To experience the various landscapes and mountain scenery that inspired Peter Jackson to shoot part of his popular trilogy here, head out on the Volcanic Loop Highway. From Turangi, drive either west to the towns of National Park and Ohakune around the back of the mountains, or south via the Desert Road. Both roads eventually meet up at the southern end of the park at Waiouru.
Photo opportunities abound in either direction, but the more scenic route is arguably the Desert Road. The road takes you through wild tussock lands and semi-desert, with lookout points to Mt Ruapehu dotted along the way. On a clear day after a fresh snowfall, the mountain really steals the show.
The best, but not the cheapest, way to get a sense of the true majesty of Mt Ruapehu and Tongariro National Park is to take a scenic flight. From the air you’ll be able to see the craters of the live volcanoes – possibly steaming – emerald and blue crater lakes, as well as the unique mix of desert, valleys and wetlands.
Another unique fact about this place is the number of activities available on Mt Ruapehu. It’s one of the most popular destinations in New Zealand for snow sports and hiking, or simply having lunch with a view.
There are two cafés on Mt Ruapehu, Lorenz’s Bar & Café and Knoll Ridge Chalet, which boasts being one of New Zealand’s highest cafés. Knoll Ridge Chalet can be reached by taking the Waterfall Express chairlift ride to the top, and on a clear day, there are breathtaking views of the summit, Mt Ngauruhoe and Lake Taupo.
If retail therapy is on your mind, check out The Vertical Retail Store at the base of the Whakapapa ski field. This store has a good range of outdoor gear whether you want to ski, hike or just buy something warm for a souvenir.

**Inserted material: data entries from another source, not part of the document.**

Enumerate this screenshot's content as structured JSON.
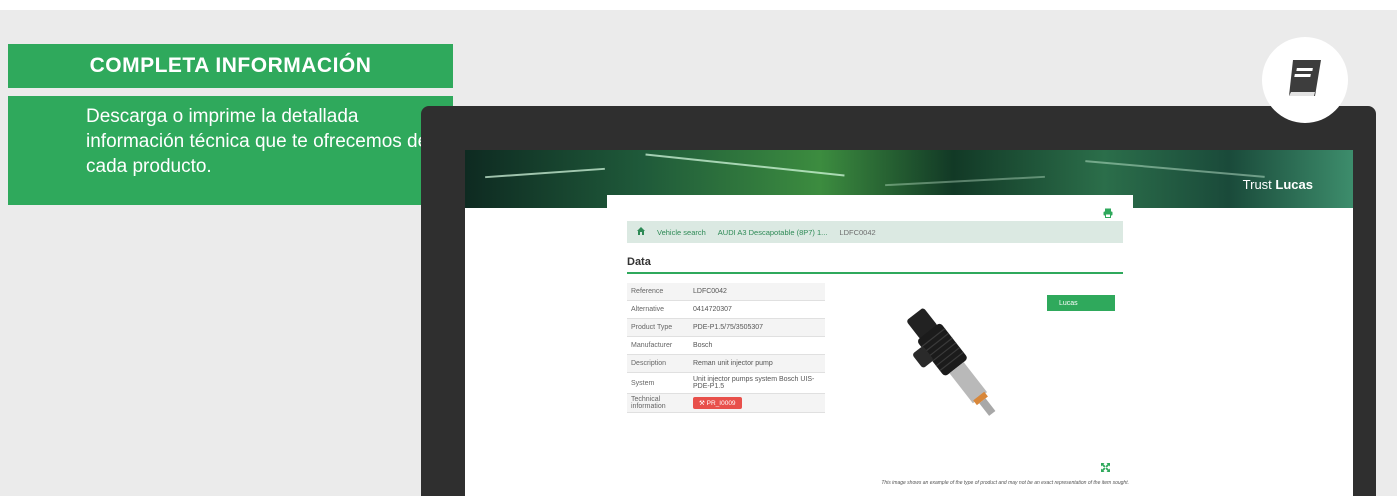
{
  "promo": {
    "title": "COMPLETA INFORMACIÓN",
    "body": "Descarga o imprime la detallada información técnica que te ofrecemos de cada producto."
  },
  "badge": {
    "icon": "book-icon"
  },
  "site": {
    "brand_prefix": "Trust",
    "brand_name": "Lucas",
    "print_icon": "printer-icon"
  },
  "breadcrumb": {
    "home_icon": "home-icon",
    "items": [
      "Vehicle search",
      "AUDI A3 Descapotable (8P7) 1..."
    ],
    "current": "LDFC0042"
  },
  "data_section": {
    "title": "Data",
    "rows": [
      {
        "label": "Reference",
        "value": "LDFC0042"
      },
      {
        "label": "Alternative",
        "value": "0414720307"
      },
      {
        "label": "Product Type",
        "value": "PDE-P1.5/75/3505307"
      },
      {
        "label": "Manufacturer",
        "value": "Bosch"
      },
      {
        "label": "Description",
        "value": "Reman unit injector pump"
      },
      {
        "label": "System",
        "value": "Unit injector pumps system Bosch UIS-PDE-P1.5"
      }
    ],
    "tech_label": "Technical information",
    "tech_button": "PR_I0009"
  },
  "product": {
    "brand_tag": "Lucas",
    "disclaimer": "This image shows an example of the type of product and may not be an exact representation of the item sought."
  },
  "colors": {
    "accent": "#2fa95c",
    "tech_button": "#e8504b",
    "monitor": "#2f2f2f"
  }
}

It also has rental gear if you’re planning on doing any hikes, and doubles as an information center if you want to make bookings or learn more about the history of the area.
Volcanic Walks and Other Hikes
Although the Tongariro Alpine Crossing and its Emerald Lakes tops the list of the most popular hikes to do in the district, at eight hours it isn’t the shortest – or easiest – of walks available. If you prefer something slightly less taxing, there are other options.

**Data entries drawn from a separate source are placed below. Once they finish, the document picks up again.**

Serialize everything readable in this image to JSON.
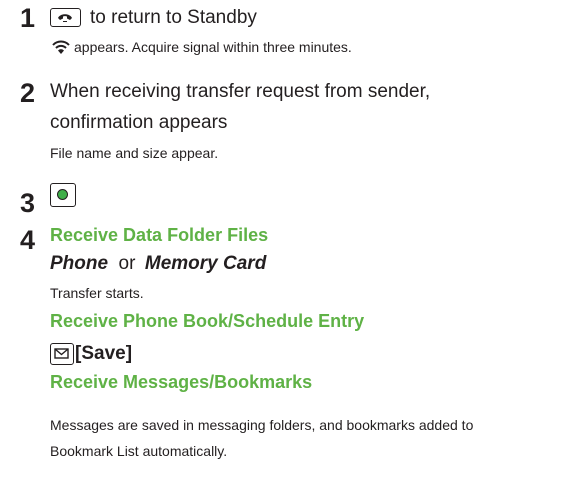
{
  "steps": [
    {
      "number": "1",
      "text": "to return to Standby",
      "key_icon": "end-call-key-icon",
      "note_icon": "wireless-signal-icon",
      "note": "appears. Acquire signal within three minutes."
    },
    {
      "number": "2",
      "text_line1": "When receiving transfer request from sender,",
      "text_line2": "confirmation appears",
      "note": "File name and size appear."
    },
    {
      "number": "3",
      "key_icon": "center-select-key-icon"
    },
    {
      "number": "4",
      "sections": [
        {
          "heading": "Receive Data Folder Files",
          "option_a": "Phone",
          "option_joiner": "or",
          "option_b": "Memory Card",
          "note": "Transfer starts."
        },
        {
          "heading": "Receive Phone Book/Schedule Entry",
          "key_icon": "mail-key-icon",
          "action_label": "[Save]"
        },
        {
          "heading": "Receive Messages/Bookmarks",
          "note_line1": "Messages are saved in messaging folders, and bookmarks added to",
          "note_line2": "Bookmark List automatically."
        }
      ]
    }
  ],
  "colors": {
    "text": "#231f20",
    "heading_green": "#5fb246",
    "select_key_green": "#3fae49"
  }
}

Mt Ruapehu has some short volcanic walks you can do in the warmer months including:
- Meads Wall, a 30 minute stroll on a well-marked path; and
- Skyline Ridge, a one and a half to two-hour walk from Knoll Ridge Café.
Off the mountain you’ll find a range of walks from 20 minutes to 2 hours, encompassing everything from native flora and fauna, lava flows, hidden springs, waterfalls and lakes.
If you’ve worked up a good appetite after all this, don’t worry. The towns in the Ruapehu district can definitely cater for you.
Built in 1929, the iconic Chateau Tongariro in Whakapapa Village is a grand old hotel with a long history of elegant dining.
Its à la carte menu features Pacific Rim cuisine, and if you like dressing up for dinner, this is the place to go.
The Powderhorn Chateau in Ohakune is built with the style of a very large Swiss chalet, and is a favourite après-ski spot in winter and popular for its alfresco dining in summer. Here you can order hearty fare and relax by the fire in winter, or sit outside in classy comfort in summer. If you happen to be there in June, look out for the annual Ohakune Winter Fashion Show.
The Station Café & Restaurant in National Park is slightly more rustic but equally delicious. Open both summer and winter, it serves three course meals in a fine dining atmosphere.
Whether you’re after fine dining, fabulous outdoor activities – snow sports or volcanic hikes – or photo opportunities, Ruapehu is both a winter retreat and a summer getaway to keep you spellbound.